Create a clear plan of what you want and fully define the scope of your work ahead of time. If you're hiring a professional or working with a team, make sure everyone is on board with your vision to ease the potential of scope creep and minimize miscommunication. 

Detail your budget

It's not enough to create a budget that encompasses everything in the renovation. Leave some wiggle room to create a cushion that protects you against potential mistakes, changes, or contingencies. A good rule of thumb is to add an extra 10 to 20 percent to your initial estimate.

Along those lines, make sure you accurately estimate your specific project. Basing costs on what you see on television remodel shows is a quick way to set yourself up for failure, as is underestimating the unknowns. Once the budget is set, stick to it. 

Thinking you know best

There are thousands of websites and online resources available nowadays to use for inspiration, but they're not necessarily what you need for reliable information.
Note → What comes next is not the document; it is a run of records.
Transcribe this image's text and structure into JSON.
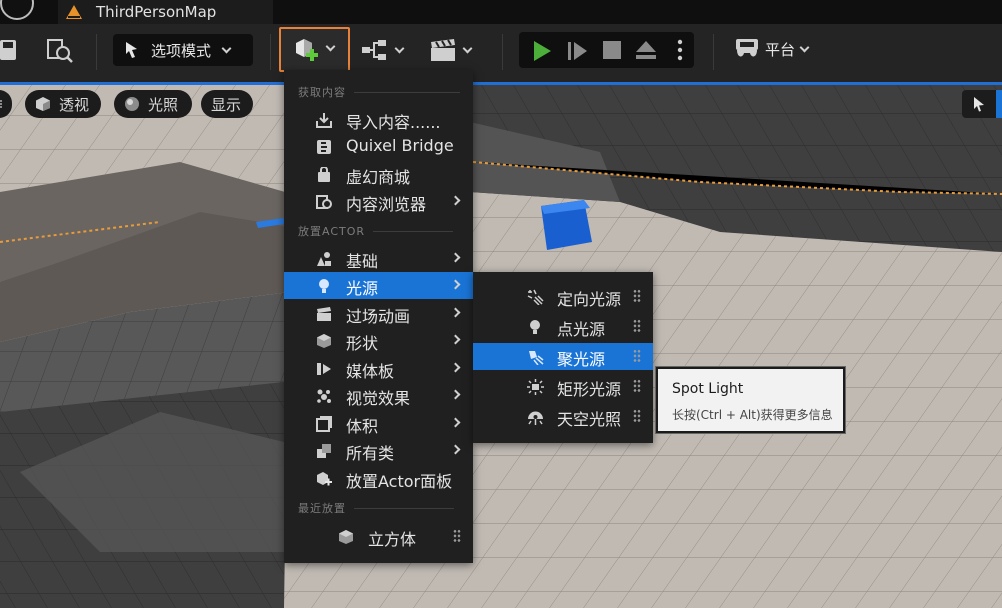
{
  "window": {
    "map_tab": "ThirdPersonMap"
  },
  "toolbar": {
    "mode_label": "选项模式",
    "platform_label": "平台"
  },
  "viewport": {
    "pills": [
      "透视",
      "光照",
      "显示"
    ]
  },
  "add_menu": {
    "section_get": "获取内容",
    "get_items": [
      {
        "label": "导入内容......",
        "icon": "import-icon"
      },
      {
        "label": "Quixel Bridge",
        "icon": "quixel-bridge-icon"
      },
      {
        "label": "虚幻商城",
        "icon": "marketplace-icon"
      },
      {
        "label": "内容浏览器",
        "icon": "content-browser-icon"
      }
    ],
    "section_place": "放置ACTOR",
    "place_items": [
      {
        "label": "基础",
        "icon": "basic-icon"
      },
      {
        "label": "光源",
        "icon": "light-bulb-icon"
      },
      {
        "label": "过场动画",
        "icon": "cinematics-icon"
      },
      {
        "label": "形状",
        "icon": "shapes-icon"
      },
      {
        "label": "媒体板",
        "icon": "media-icon"
      },
      {
        "label": "视觉效果",
        "icon": "visual-effects-icon"
      },
      {
        "label": "体积",
        "icon": "volume-icon"
      },
      {
        "label": "所有类",
        "icon": "all-classes-icon"
      },
      {
        "label": "放置Actor面板",
        "icon": "place-actors-panel-icon"
      }
    ],
    "section_recent": "最近放置",
    "recent_items": [
      {
        "label": "立方体",
        "icon": "cube-icon"
      }
    ]
  },
  "lights_submenu": {
    "items": [
      {
        "label": "定向光源",
        "icon": "directional-light-icon"
      },
      {
        "label": "点光源",
        "icon": "point-light-icon"
      },
      {
        "label": "聚光源",
        "icon": "spot-light-icon"
      },
      {
        "label": "矩形光源",
        "icon": "rect-light-icon"
      },
      {
        "label": "天空光照",
        "icon": "sky-light-icon"
      }
    ]
  },
  "tooltip": {
    "title": "Spot Light",
    "hint": "长按(Ctrl + Alt)获得更多信息"
  },
  "colors": {
    "accent_highlight": "#1a74d6",
    "play_green": "#4caf3a",
    "focus_orange": "#e8823a"
  }
}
Every property and project is different and has a specific budget. 

If you don't have extensive experience remodeling and renovating homes, it is best to rely on professionals to help you achieve your goals, such as designers, contractors, etc. Enlisting an expert can save you money in the long run and ensure you're using quality materials and design that will last for the long haul and function well together.

Timeline

Don't underestimate the time it takes to remodel your property or the impact and inconveniences of living at home during a remodel. You might think a project, even a small-scale one, won't take long, but it's best to prepare for all contingencies ahead of time. 

Television is not real life, and even though they rebuild homes in as little as a week on HGTV doesn't mean that will be the case for you. Address the unexpected and expect to add a few extra weeks to the overall timeline to cushion the blow if complications arise.